Fashion designers 19th century
George Barbier was a French artist and illustrator, fashion designer, who influenced the development of the Art Deco movement.
George Barbier studied painting at the École Nationale Supérieure des Beaux-Arts in Paris. Initially he worked as an illustrator for several famous Parisian fashion magazines, and gradually his drawings began to define the style of women's clothing. The emergence of the Art Nouveau style moved Barbier to create luxurious fashions for cabarets, theaters, and movies. He depicted extravagant theatrical costumes with sparkling rhinestones, high headdresses and huge plumes. Barbier created stage costume designs for Diaghilev's famous Russian Ballet.
He also illustrated catalogs and many literary works, including works by Charles Baudelaire and P. Verlaine, and was an author and designer of jewelry.
Girolamo Franceschini was an Italian theater artist, draftsman, and lithographer who worked in Austria.
From 1848-1859 Franceschini worked as a costume designer for two court theaters in Vienna, designing original costumes for many plays and operas. Franceschini was also for a time a contributor to the Illustrated Theater Newspaper there and published numerous series of illustrations.
Hans Makart was an Austrian painter of the second half of the 19th century. He became famous as a master of historical painting, still life, allegory, landscape, and portrait. Most of his paintings were painted in the academic style. Makart was also a sought-after stage decorator, costume designer, furniture and interior designer.
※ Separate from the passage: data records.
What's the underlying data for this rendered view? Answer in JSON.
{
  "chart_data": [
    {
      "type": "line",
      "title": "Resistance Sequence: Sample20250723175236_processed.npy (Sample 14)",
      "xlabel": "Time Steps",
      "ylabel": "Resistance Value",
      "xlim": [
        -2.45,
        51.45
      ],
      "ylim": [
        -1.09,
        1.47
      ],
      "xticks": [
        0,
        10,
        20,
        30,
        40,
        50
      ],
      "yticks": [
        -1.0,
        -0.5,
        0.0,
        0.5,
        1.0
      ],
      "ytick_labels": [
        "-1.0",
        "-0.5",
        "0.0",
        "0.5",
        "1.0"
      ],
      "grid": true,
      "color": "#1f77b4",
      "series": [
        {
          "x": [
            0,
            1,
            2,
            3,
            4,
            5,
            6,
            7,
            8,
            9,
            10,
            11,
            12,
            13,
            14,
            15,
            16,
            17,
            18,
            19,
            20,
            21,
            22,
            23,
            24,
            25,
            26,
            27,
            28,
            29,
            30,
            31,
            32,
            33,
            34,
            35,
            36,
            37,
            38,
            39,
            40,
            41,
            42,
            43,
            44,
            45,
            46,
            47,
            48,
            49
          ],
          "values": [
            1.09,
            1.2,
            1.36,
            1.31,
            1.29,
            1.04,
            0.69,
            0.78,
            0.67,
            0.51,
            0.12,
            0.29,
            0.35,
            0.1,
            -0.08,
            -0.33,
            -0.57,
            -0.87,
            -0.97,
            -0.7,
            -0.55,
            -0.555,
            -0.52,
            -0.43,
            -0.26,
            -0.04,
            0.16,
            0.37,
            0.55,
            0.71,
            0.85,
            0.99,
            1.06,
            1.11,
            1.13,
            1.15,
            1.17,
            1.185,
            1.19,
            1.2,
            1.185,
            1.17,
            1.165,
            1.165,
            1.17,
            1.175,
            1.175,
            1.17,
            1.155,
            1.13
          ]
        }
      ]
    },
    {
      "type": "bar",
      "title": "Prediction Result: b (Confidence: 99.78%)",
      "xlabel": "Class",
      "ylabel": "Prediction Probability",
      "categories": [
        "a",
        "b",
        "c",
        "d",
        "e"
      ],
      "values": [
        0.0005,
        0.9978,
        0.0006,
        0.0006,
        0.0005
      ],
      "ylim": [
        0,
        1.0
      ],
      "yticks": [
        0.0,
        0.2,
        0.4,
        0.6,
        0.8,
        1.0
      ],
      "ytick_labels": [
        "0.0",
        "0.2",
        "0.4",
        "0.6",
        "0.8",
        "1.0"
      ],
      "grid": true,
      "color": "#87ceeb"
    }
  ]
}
Hans Makart was very popular in Vienna, and his studio was a place of attraction for the cream of Vienna's society. After the artist was even named a separate style of art with its characteristic flowing forms and bright colors - "Makartstil". Makart constantly organized grand festivals in his studio, which were willingly attended by members of the imperial family. He made it ultra fashionable to have a new style of interior and soon most of the apartments of wealthy citizens of Vienna were furnished on the model of his salon.
Makart was a professor of historical painting at the Vienna Academy of Fine Arts and head of the Künstlerhaus, the largest exhibition complex in the Austrian capital. In 1879, on the occasion of the silver wedding of the imperial couple, Makart organized a grandiose theatrical performance, the sketches for which have survived to this day.